For writing tests for GVFS (current tests, proposed improvements) I want to run Samba as normal user, so that we can test gvfs’ smb backend without root privileges and thus can run them safely and conveniently in a “make check” environment for developers and in JHBuild for continuous integration testing. Before these tests could only run under gvfs-testbed, which needs root.

Unlike other servers such as ssh or ftp, this turned out surprisingly non-obvious and hard, so I want to document it in this blog post for posterity’s benefit.

Running the server

Running smbd itself is mainly an exercise of figuring out all the options that you need to set; Alex Larsson and I had some fun figuring out all the quirks and hiccups that happen between Ubuntu’s and Fedora’s packaging and 3.6 vs. 4.0, but finally arrived at something working.

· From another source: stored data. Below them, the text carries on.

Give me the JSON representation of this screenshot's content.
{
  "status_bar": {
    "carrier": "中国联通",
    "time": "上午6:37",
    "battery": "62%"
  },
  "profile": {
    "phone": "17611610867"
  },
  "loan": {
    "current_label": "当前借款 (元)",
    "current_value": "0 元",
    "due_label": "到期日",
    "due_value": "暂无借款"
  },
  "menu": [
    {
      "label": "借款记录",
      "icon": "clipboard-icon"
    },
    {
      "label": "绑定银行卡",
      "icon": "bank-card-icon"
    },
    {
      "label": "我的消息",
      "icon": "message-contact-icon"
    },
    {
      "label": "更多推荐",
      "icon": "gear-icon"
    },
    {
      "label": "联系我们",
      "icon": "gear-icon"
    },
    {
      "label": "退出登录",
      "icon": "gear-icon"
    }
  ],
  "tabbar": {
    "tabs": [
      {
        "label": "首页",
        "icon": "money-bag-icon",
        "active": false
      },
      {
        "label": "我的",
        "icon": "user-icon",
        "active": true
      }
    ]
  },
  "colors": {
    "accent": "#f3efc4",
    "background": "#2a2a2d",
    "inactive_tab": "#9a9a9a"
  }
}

First, you need to create an empty directory where smbd can put all its databases and state files in. For tests you would use mkdtemp(), but for easier reading I just assume mkdir /tmp/samba here.

The main knowledge is in the Samba configuration file, let’s call it /tmp/smb.conf:

[global]
workgroup = TESTGROUP
interfaces = lo 127.0.0.0/8
smb ports = 1445
log level = 2
map to guest = Bad User
passdb backend = smbpasswd
smb passwd file = /tmp/smbpasswd
lock directory = /tmp/samba
state directory = /tmp/samba
cache directory = /tmp/samba
pid directory = /tmp/samba
private dir = /tmp/samba
ncalrpc dir = /tmp/samba

[public]
path = /tmp/public
guest ok = yes

[private]
path = /tmp/private
read only = no

For running this as a normal user you need to set a port > 1024, so this uses 1445 to resemble the original (privileged) port 445. The map to guest line makes anonymous logins work on Fedora/Samba 4.0 (I’m not sure whether it’s a distribution or a version issue). Don’t ask about “dir” vs. “directory”, that’s an inconsistency in Samba; with above names it works on both 3.6 and 4.0.

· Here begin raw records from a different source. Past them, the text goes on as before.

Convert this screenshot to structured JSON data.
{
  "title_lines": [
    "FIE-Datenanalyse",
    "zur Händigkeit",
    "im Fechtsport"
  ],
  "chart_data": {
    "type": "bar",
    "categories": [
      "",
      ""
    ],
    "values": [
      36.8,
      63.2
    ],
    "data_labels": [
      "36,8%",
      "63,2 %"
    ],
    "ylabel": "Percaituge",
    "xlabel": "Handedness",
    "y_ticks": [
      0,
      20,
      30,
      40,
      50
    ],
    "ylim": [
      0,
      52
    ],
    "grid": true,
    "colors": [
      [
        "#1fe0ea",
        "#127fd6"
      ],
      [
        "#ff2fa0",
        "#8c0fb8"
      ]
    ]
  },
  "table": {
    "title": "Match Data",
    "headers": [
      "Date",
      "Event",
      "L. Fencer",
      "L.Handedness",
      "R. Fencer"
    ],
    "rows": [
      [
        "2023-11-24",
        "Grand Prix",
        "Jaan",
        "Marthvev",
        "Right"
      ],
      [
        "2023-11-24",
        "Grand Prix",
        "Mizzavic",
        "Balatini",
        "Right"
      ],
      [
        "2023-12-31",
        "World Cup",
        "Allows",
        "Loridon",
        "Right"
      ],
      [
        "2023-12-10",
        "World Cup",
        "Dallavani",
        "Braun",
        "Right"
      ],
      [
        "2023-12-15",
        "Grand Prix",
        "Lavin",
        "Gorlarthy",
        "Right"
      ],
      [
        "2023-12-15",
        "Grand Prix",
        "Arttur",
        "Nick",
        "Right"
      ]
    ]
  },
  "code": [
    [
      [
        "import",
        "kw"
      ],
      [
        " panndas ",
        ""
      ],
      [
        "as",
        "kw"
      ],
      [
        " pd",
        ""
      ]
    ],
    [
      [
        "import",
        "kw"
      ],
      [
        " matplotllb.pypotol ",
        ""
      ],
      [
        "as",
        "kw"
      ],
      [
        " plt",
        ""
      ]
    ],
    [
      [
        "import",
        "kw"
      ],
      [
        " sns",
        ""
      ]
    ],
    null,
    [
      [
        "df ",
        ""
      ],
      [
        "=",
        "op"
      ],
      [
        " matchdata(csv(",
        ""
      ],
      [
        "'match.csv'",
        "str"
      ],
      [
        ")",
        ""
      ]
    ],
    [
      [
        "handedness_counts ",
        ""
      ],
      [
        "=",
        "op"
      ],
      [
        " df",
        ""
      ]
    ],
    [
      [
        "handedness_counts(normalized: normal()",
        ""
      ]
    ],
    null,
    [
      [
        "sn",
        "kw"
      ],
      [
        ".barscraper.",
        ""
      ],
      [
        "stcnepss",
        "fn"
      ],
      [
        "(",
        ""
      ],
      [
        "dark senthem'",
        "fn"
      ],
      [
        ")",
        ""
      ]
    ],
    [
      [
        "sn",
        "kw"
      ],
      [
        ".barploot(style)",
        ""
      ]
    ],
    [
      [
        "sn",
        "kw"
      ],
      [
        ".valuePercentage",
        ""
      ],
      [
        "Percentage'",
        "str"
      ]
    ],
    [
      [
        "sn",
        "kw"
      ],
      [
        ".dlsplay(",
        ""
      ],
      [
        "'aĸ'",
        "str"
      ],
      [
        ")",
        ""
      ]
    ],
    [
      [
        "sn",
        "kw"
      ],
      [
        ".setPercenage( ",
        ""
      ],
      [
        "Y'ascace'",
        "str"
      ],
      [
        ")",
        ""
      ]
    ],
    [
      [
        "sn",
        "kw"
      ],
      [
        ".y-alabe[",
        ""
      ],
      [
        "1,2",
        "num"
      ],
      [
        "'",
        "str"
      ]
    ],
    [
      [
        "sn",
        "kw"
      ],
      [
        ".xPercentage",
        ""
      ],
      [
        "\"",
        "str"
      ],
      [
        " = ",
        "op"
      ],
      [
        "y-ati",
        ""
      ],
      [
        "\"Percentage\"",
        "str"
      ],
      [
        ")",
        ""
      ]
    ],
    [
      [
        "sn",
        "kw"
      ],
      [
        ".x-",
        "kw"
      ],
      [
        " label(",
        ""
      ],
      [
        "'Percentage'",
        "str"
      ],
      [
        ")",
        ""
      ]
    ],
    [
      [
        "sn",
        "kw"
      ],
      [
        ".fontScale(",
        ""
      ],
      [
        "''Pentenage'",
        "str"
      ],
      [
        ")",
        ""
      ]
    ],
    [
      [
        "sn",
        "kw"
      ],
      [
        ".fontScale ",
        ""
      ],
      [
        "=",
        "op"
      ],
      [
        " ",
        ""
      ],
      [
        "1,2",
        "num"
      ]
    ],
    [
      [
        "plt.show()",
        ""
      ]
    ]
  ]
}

We use the old “smbpasswd” backend as shipping large tdb files is usually too inconvenient and brittle for test suites. I created an smbpasswd file by running smbpasswd on a “real” Samba installation, and then using pdbedit to convert it to a smbpasswd file:

sudo smbpasswd -a martin
sudo pdbedit -i tdbsam:/var/lib/samba/passdb.tdb -e smbpasswd:/tmp/smbpasswd

The result for password “foo” is

myuser:0:XXXXXXXXXXXXXXXXXXXXXXXXXXXXXXXX:AC8E657F83DF82BEEA5D43BDAF7800CC:[U          ]:LCT-507C14C7:

which you are welcome to copy&paste (you can replace “myuser” with any valid user name, of course).

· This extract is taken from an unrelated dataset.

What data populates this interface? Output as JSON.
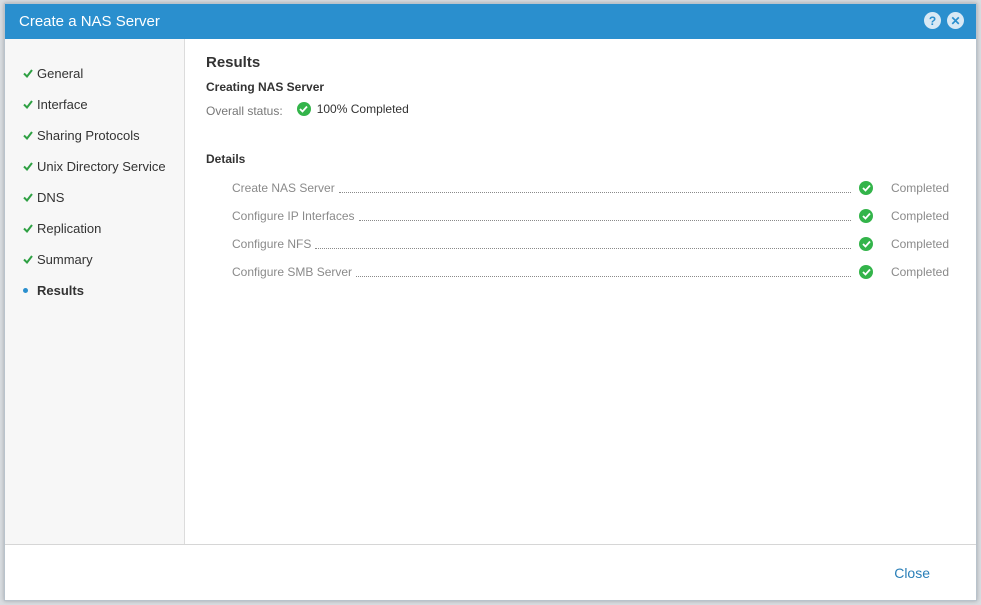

This also defines two shares, one public, one authenticated. You need to create the directories and populate them a bit:

mkdir /tmp/public /tmp/private
echo hello > /tmp/public/hello.txt
echo secret > /tmp/private/myfile.txt

Now you can run the server with

smbd -iFS -s /tmp/smb.conf

The main problem with this approach is that smbd exits (“Server exit (failed to receive smb request)”) after a client terminates, so you need to write your tests in a way to only run one connection/request per test, or to start smbd in a loop.

Running the client

If you merely use the smbclient command line tool, this is rather simple: It has a -p option for specifying the port:

$ smbclient -p 1445 //localhost/private
Enter martin's password: [enter "foo" here]
Domain=[TESTGROUP] OS=[Unix] Server=[Samba 3.6.6]
smb: \> dir
  .                                   D        0  Wed Oct 17 08:28:23 2012
  ..                                  D        0  Wed Oct 17 08:31:24 2012
  myfile.txt                                   7  Wed Oct 17 08:28:23 2012

In the case of gvfs it wasn’t so simple, however. Surprisingly, libsmbclient does not have an API to set the port, it always assumes 445. smbclient itself uses some internal “libcli” API which does have a way to change the port, but it’s not exposed through libsmbclient. However, Alex and I found some mailing list posts (1, 2) that mention $LIBSMB_PROG, and it’s also mentioned in smbclient’s manpage. It doesn’t quite work as advertised in the second ML post (you can’t set it to smbd, smbd apparently doesn’t speak the socket protocol over stdin/stdout), and it’s not being used anywhere in the current Samba sources, but what does work is to use good old netcat:

export LIBSMB_PROG="nc localhost 1445" 

with that, you can use smbclient or any program using libsmbclient to talk to our test smb server running as user.